Lan Yin Bi Yue - Capítulo 67

Capítulo 67

Les autres gardes ont réagi, et plusieurs d'entre eux se sont avancés pour l'arrêter et l'escorter.

Je serrai fermement la main de Jin Ling, tout en tenant plusieurs sachets de poudre dans l'autre. Je pensais disperser la poudre et m'enfuir quand il y aurait moins de monde.

Un garde s'avança et tira, et avec un bruit sec et léger, quelque chose tomba de ma manche.
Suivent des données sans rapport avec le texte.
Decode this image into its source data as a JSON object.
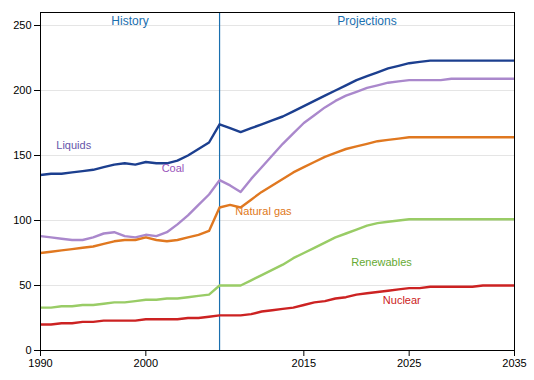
{
  "chart_data": {
    "type": "line",
    "x": [
      1990,
      1991,
      1992,
      1993,
      1994,
      1995,
      1996,
      1997,
      1998,
      1999,
      2000,
      2001,
      2002,
      2003,
      2004,
      2005,
      2006,
      2007,
      2008,
      2009,
      2010,
      2011,
      2012,
      2013,
      2014,
      2015,
      2016,
      2017,
      2018,
      2019,
      2020,
      2021,
      2022,
      2023,
      2024,
      2025,
      2026,
      2027,
      2028,
      2029,
      2030,
      2031,
      2032,
      2033,
      2034,
      2035
    ],
    "xlim": [
      1990,
      2035
    ],
    "xticks": [
      1990,
      2000,
      2015,
      2025,
      2035
    ],
    "ylim": [
      0,
      260
    ],
    "yticks": [
      0,
      50,
      100,
      150,
      200,
      250
    ],
    "grid": "y",
    "vline": {
      "x": 2007,
      "color": "#1a6faf"
    },
    "annotations": [
      {
        "text": "History",
        "x": 1998.5,
        "y": 257,
        "color": "#1a6faf"
      },
      {
        "text": "Projections",
        "x": 2021,
        "y": 257,
        "color": "#1a6faf"
      }
    ],
    "series": [
      {
        "name": "Liquids",
        "color": "#1c3f8f",
        "values": [
          135,
          136,
          136,
          137,
          138,
          139,
          141,
          143,
          144,
          143,
          145,
          144,
          144,
          146,
          150,
          155,
          160,
          174,
          171,
          168,
          171,
          174,
          177,
          180,
          184,
          188,
          192,
          196,
          200,
          204,
          208,
          211,
          214,
          217,
          219,
          221,
          222,
          223,
          223,
          223,
          223,
          223,
          223,
          223,
          223,
          223
        ],
        "label_x": 1991.5,
        "label_y": 155,
        "label_color": "#6655aa"
      },
      {
        "name": "Coal",
        "color": "#aa88cc",
        "values": [
          88,
          87,
          86,
          85,
          85,
          87,
          90,
          91,
          88,
          87,
          89,
          88,
          91,
          97,
          104,
          112,
          120,
          131,
          127,
          122,
          132,
          141,
          150,
          159,
          167,
          175,
          181,
          187,
          192,
          196,
          199,
          202,
          204,
          206,
          207,
          208,
          208,
          208,
          208,
          209,
          209,
          209,
          209,
          209,
          209,
          209
        ],
        "label_x": 2001.5,
        "label_y": 137,
        "label_color": "#9955bb"
      },
      {
        "name": "Natural gas",
        "color": "#e07820",
        "values": [
          75,
          76,
          77,
          78,
          79,
          80,
          82,
          84,
          85,
          85,
          87,
          85,
          84,
          85,
          87,
          89,
          92,
          110,
          112,
          110,
          116,
          122,
          127,
          132,
          137,
          141,
          145,
          149,
          152,
          155,
          157,
          159,
          161,
          162,
          163,
          164,
          164,
          164,
          164,
          164,
          164,
          164,
          164,
          164,
          164,
          164
        ],
        "label_x": 2008.5,
        "label_y": 104,
        "label_color": "#e07820"
      },
      {
        "name": "Renewables",
        "color": "#99cc66",
        "values": [
          33,
          33,
          34,
          34,
          35,
          35,
          36,
          37,
          37,
          38,
          39,
          39,
          40,
          40,
          41,
          42,
          43,
          50,
          50,
          50,
          54,
          58,
          62,
          66,
          71,
          75,
          79,
          83,
          87,
          90,
          93,
          96,
          98,
          99,
          100,
          101,
          101,
          101,
          101,
          101,
          101,
          101,
          101,
          101,
          101,
          101
        ],
        "label_x": 2019.5,
        "label_y": 65,
        "label_color": "#66aa33"
      },
      {
        "name": "Nuclear",
        "color": "#cc2222",
        "values": [
          20,
          20,
          21,
          21,
          22,
          22,
          23,
          23,
          23,
          23,
          24,
          24,
          24,
          24,
          25,
          25,
          26,
          27,
          27,
          27,
          28,
          30,
          31,
          32,
          33,
          35,
          37,
          38,
          40,
          41,
          43,
          44,
          45,
          46,
          47,
          48,
          48,
          49,
          49,
          49,
          49,
          49,
          50,
          50,
          50,
          50
        ],
        "label_x": 2022.5,
        "label_y": 36,
        "label_color": "#cc2222"
      }
    ]
  }
}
Le commandant, qui s'apprêtait à partir, s'avança, ramassa l'objet, y jeta un coup d'œil, et son expression changea soudainement. Il me fixa intensément pendant quelques instants, puis le prit à deux mains et me le remit respectueusement.

J'étais quelque peu déconcerté et, sans réfléchir, j'ai tendu la main et l'ai pris. Avant même que je puisse voir ce que je venais de recevoir, le chef a fait un geste de la main et est parti avec ses hommes.

«Attendez une minute», dis-je précipitamment.

Le commandant s'arrêta et me regarda d'un air interrogateur.

Mais je me suis arrêtée net. Comment poser la question

? Comment la poser sans être abrupte ni me dévoiler

?

Ce que je tiens dans ma main, c'est le jeton que j'ai volé à Dark Night ce jour-là.

Est-ce à cause de ce jeton qu'il m'a laissé partir ? Ou bien s'est-il trompé sur qui j'étais ?

Le commandant des gardes impériaux, voyant que je l'avais interpellé sans répondre, esquissa soudain un léger sourire. « Puisque vous avez reçu l'ordre du prince héritier, veuillez l'exécuter sans tarder ; le prince héritier ne souhaite plus attendre. »

Bien?

J'étais sans voix. Il s'était déjà retourné et était parti.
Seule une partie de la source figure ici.